Apparemment inconciliables, les deux univers parallèles évoqués semblent pourtant se rencontrer dans les romans de l’auteur. Pour sa part, Salim Bachi confie de ne pas percevoir une différence entre le labyrinthe oriental et le labyrinthe occidental ; pour lui, la ville de Cyrtha est la représentation spatiale du labyrinthe intérieur, la perte des repères de l’individu contemporain, image de la complexité du réel, qui ne renvoie pas forcément à l’opposition entre un Occident qui se veut « apollinien » ou « cartésien » et un Orient « dionysiaque » ou « farfelu ».

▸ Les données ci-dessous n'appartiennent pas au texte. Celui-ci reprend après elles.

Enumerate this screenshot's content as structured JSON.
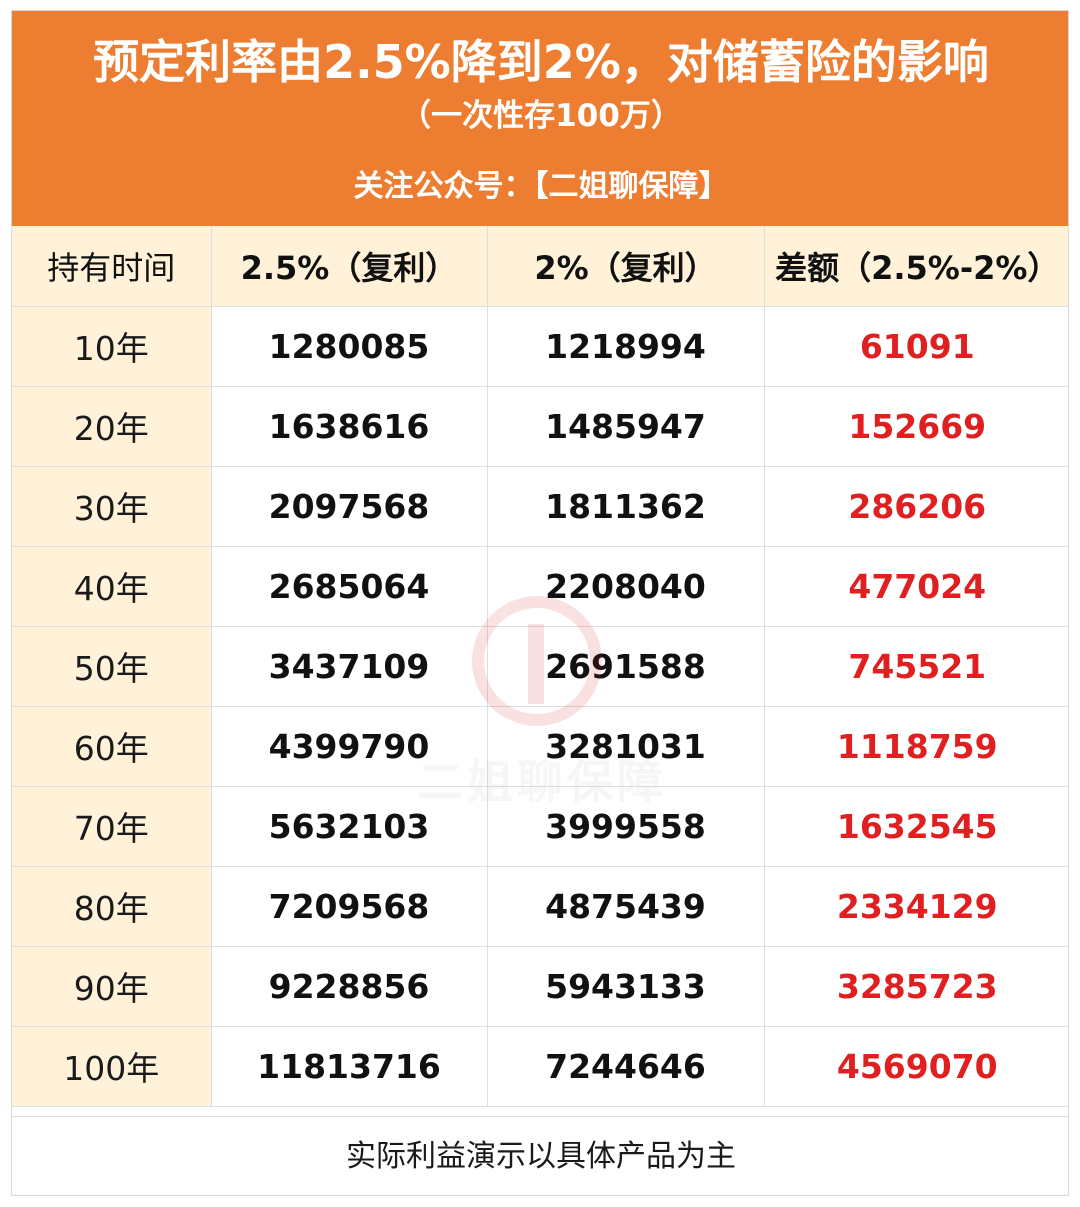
{
  "header": {
    "title": "预定利率由2.5%降到2%，对储蓄险的影响",
    "subtitle": "（一次性存100万）",
    "follow": "关注公众号：【二姐聊保障】"
  },
  "table": {
    "columns": [
      "持有时间",
      "2.5%（复利）",
      "2%（复利）",
      "差额（2.5%-2%）"
    ],
    "rows": [
      {
        "period": "10年",
        "rate_25": "1280085",
        "rate_2": "1218994",
        "diff": "61091"
      },
      {
        "period": "20年",
        "rate_25": "1638616",
        "rate_2": "1485947",
        "diff": "152669"
      },
      {
        "period": "30年",
        "rate_25": "2097568",
        "rate_2": "1811362",
        "diff": "286206"
      },
      {
        "period": "40年",
        "rate_25": "2685064",
        "rate_2": "2208040",
        "diff": "477024"
      },
      {
        "period": "50年",
        "rate_25": "3437109",
        "rate_2": "2691588",
        "diff": "745521"
      },
      {
        "period": "60年",
        "rate_25": "4399790",
        "rate_2": "3281031",
        "diff": "1118759"
      },
      {
        "period": "70年",
        "rate_25": "5632103",
        "rate_2": "3999558",
        "diff": "1632545"
      },
      {
        "period": "80年",
        "rate_25": "7209568",
        "rate_2": "4875439",
        "diff": "2334129"
      },
      {
        "period": "90年",
        "rate_25": "9228856",
        "rate_2": "5943133",
        "diff": "3285723"
      },
      {
        "period": "100年",
        "rate_25": "11813716",
        "rate_2": "7244646",
        "diff": "4569070"
      }
    ]
  },
  "footer": {
    "note": "实际利益演示以具体产品为主"
  },
  "watermark": {
    "text": "二姐聊保障"
  },
  "colors": {
    "header_bg": "#ed7d31",
    "label_bg": "#fff2d9",
    "diff_text": "#e02020"
  },
  "chart_data": {
    "type": "table",
    "title": "预定利率由2.5%降到2%，对储蓄险的影响",
    "subtitle": "（一次性存100万）",
    "columns": [
      "持有时间",
      "2.5%（复利）",
      "2%（复利）",
      "差额（2.5%-2%）"
    ],
    "categories": [
      "10年",
      "20年",
      "30年",
      "40年",
      "50年",
      "60年",
      "70年",
      "80年",
      "90年",
      "100年"
    ],
    "series": [
      {
        "name": "2.5%（复利）",
        "values": [
          1280085,
          1638616,
          2097568,
          2685064,
          3437109,
          4399790,
          5632103,
          7209568,
          9228856,
          11813716
        ]
      },
      {
        "name": "2%（复利）",
        "values": [
          1218994,
          1485947,
          1811362,
          2208040,
          2691588,
          3281031,
          3999558,
          4875439,
          5943133,
          7244646
        ]
      },
      {
        "name": "差额（2.5%-2%）",
        "values": [
          61091,
          152669,
          286206,
          477024,
          745521,
          1118759,
          1632545,
          2334129,
          3285723,
          4569070
        ]
      }
    ]
  }
}
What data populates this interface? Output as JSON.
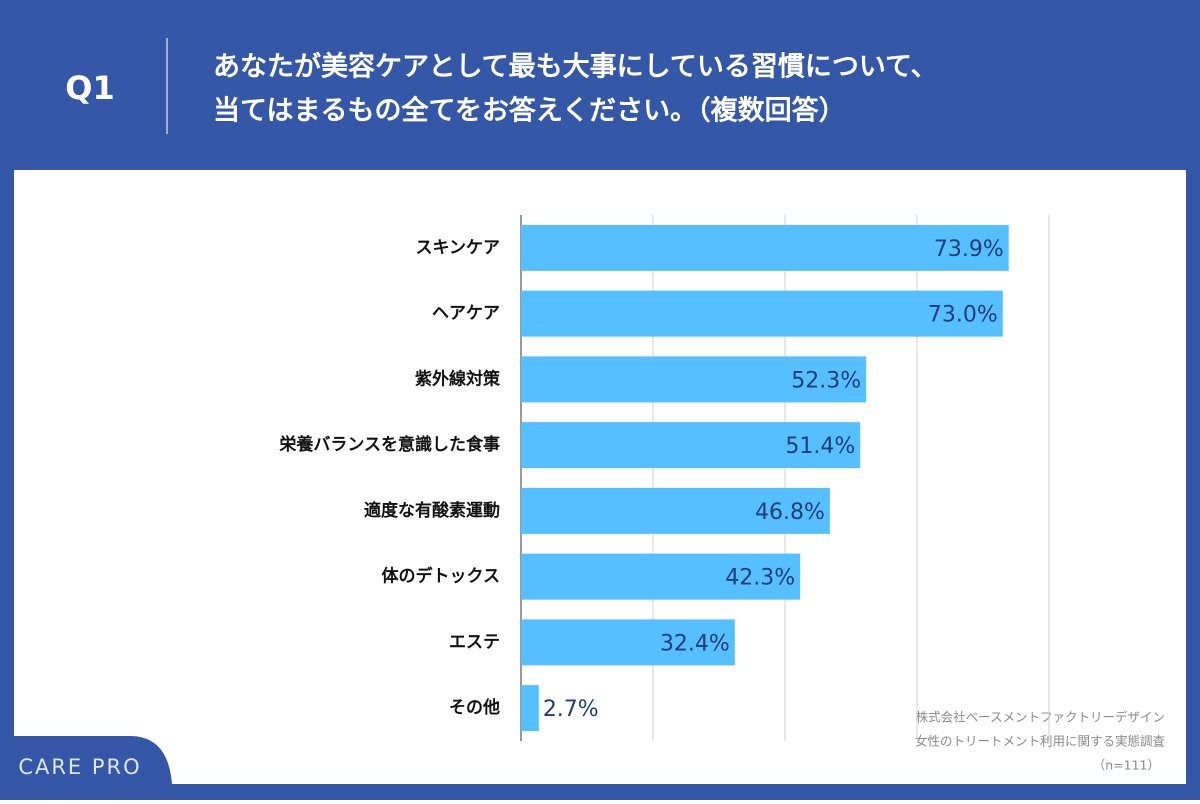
{
  "header": {
    "number": "Q1",
    "question_lines": [
      "あなたが美容ケアとして最も大事にしている習慣について、",
      "当てはまるもの全てをお答えください。（複数回答）"
    ]
  },
  "chart_data": {
    "type": "bar",
    "orientation": "horizontal",
    "categories": [
      "スキンケア",
      "ヘアケア",
      "紫外線対策",
      "栄養バランスを意識した食事",
      "適度な有酸素運動",
      "体のデトックス",
      "エステ",
      "その他"
    ],
    "values": [
      73.9,
      73.0,
      52.3,
      51.4,
      46.8,
      42.3,
      32.4,
      2.7
    ],
    "value_labels": [
      "73.9%",
      "73.0%",
      "52.3%",
      "51.4%",
      "46.8%",
      "42.3%",
      "32.4%",
      "2.7%"
    ],
    "color": "#56bfff",
    "xlim": [
      0,
      80
    ],
    "xticks": [
      0,
      20,
      40,
      60,
      80
    ],
    "grid": true
  },
  "source": [
    "株式会社ベースメントファクトリーデザイン",
    "女性のトリートメント利用に関する実態調査",
    "（n=111）"
  ],
  "brand": "CARE PRO"
}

Quant à l’aspect intertextuel de son œuvre, l’auteur reconnaît que les Mille et une nuits constituent une référence cruciale. Livre singulier qui occupe la place d’une itin-errance – d’après la précieuse définition d’André Miquel – les Nuits tracent un parcours précaire et fragmenté, rassemblant des textes divers qui voyagent dans le temps et dans l’espace. Corps-récit immémorial, figure multiple lourde de significations, Shéhérazade est présente, d’une façon ou d’une autre, dans tous les romans de l’auteur. Espace de création ouvert, le recueil des Nuits représente pour Bachi « le livre absolu, le récit dans le récit, le livre qui s’engendre lui-même » ; dessinée en filigrane, la « sultane des aubes » représente aussi pour tout écrivain maghrébin celle qui est menacée par le pouvoir et qui meurt si elle ne dit pas son conte.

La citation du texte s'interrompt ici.